You mean “secured” elections?
Inasmuch as they still seem hellbent on going all EV, the fuel makers will be out regardless….at least until Commufornica realizes how stupid an idea that is. But Dems are a stubborn lot, and will insist on EV’s regardless.
The “standing” argument has been used as a club by Democrats for years. Push rules and regulations that bankrupt industries and force policy on people then when sued drag it out then settle after the damage has been done. It’s come to the point that I think cases once filed should have to be decided.
On the contrary, the need for standing is what prevents the courts from becoming dictators, as has happened in Israel. The only meaningful restraint of the judiciary is that a court cannot consider a question unless someone with standing brings it properly before it. If courts could act sua sponte there would be no stopping them and they’d be the real government.
As we’ve seen in the 6 months courts will do whatever they please standing or no standing,
Although legitimate, standing can still be weaponized by judges who block plaintiffs with (actual) standing by ruling they have none. Sentiment against the concept of standing is driven by judges who abuse the requirement.
And on that topic, true to form:
Apparently the Republicans are attempting to address the “out of control TRO” problem by inserting language in the BBB saying that petitioners looking for such a TRO have to pt up a sizable bond while the issue plays itself out.
This has raised the hackles of some “patriot groups” who see this as denial of the rights of the less wealthy (including themselves) who wish to challenge government overreach in other areas.
A good part of the problem is that 1) California thinks it rules the country, and 2) the Federal government lets it get away with it. California needs to be forcefully reminded that it is part of the United States, not in charge of it.
Ah, but ~is~ it part of the United States? Sure doesn’t act like it is. Or seem to want to be.
“liberal teats”?
No thanks.
Thanks for this info.
why do people continue to vote in communistnazzi loving scum??
P. T. Barnum told you.
The case is only moot if the ability to gain a future waiver is permanantly removed. Otherwise, the threat remains.
The madness is not about standing but about the EPA issuing waivers without the Congress amending the Environmental Protection Act. Yes, the EPA can set mpg requirements attached to federal law but federal law applies equally to all states — unless the Congress statutorily states otherwise.
California has the ability to affect commerce with these waivers and therefore should be exposed to federal law suits from all over the country. SCOTUS got it right.
I believe there’s a more fundamental consideration here.

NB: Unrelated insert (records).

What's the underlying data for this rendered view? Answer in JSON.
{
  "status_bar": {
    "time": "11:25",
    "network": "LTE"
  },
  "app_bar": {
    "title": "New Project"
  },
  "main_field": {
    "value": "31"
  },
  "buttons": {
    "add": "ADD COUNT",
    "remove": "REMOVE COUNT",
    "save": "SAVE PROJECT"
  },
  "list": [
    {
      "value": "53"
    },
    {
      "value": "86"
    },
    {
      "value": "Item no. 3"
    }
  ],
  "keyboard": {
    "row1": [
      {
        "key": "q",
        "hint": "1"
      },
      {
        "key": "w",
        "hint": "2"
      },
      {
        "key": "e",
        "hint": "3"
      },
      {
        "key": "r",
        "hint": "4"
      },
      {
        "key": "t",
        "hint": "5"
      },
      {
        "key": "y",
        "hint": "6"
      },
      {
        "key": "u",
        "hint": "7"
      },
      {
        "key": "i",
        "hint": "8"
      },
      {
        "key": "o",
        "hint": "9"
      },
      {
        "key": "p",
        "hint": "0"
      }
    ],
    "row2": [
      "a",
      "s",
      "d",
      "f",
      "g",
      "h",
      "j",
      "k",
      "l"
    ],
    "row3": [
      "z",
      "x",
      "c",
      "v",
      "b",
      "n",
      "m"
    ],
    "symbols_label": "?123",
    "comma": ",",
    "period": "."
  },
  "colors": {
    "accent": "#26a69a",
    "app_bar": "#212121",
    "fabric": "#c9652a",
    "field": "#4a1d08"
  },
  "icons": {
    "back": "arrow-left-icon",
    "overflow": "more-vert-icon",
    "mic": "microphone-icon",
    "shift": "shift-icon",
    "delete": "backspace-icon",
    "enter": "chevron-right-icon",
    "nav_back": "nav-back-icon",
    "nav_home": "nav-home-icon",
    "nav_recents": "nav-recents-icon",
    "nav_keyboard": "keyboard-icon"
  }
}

State regulation of goods that move in interstate commerce is an infringement upon Congress’ exclusive legislative jurisdiction over interstate commerce. This is why California needed the permission of Congress to make its own regulations in the first place – otherwise California’s laws and policies would have been unconstitutional. If the permission is withdrawn, the authority to make such laws and regs goes away. The permissions allow California to cause the very sort of disruptions to interstate commerce that the authors of the Constitution intended to prevent by giving Congress exclusive jurisdiction over the subject matter.
Dave, I’ve been saying for decades that the whole Califorina is Spayshul madness is a clearcut violation of the ICC. California canno set themselves up on some pedestal tha prevents vehicles first sold in other states being registered in Califorina. Wahington have stupidly declared Califorina’s rules rule here. Same issue.
Congress have the authority to enact laws and standards, but not when they prevent goods freely ,moving from one state into another.
How dare the energy industry insist on judicial process instead of being ruled by decree? Next thing you know, people will start wanting to be governed by the rule of law.
Subotai Bahadur
Sorry. A typo left italics on after the ‘e’ in dare. My fault.
Subotai Bahadur
No judgement. Keyboards are small and fingers are large…but your wisdom is vast!
So, any plans to moderate those posters whose opinions are half vast?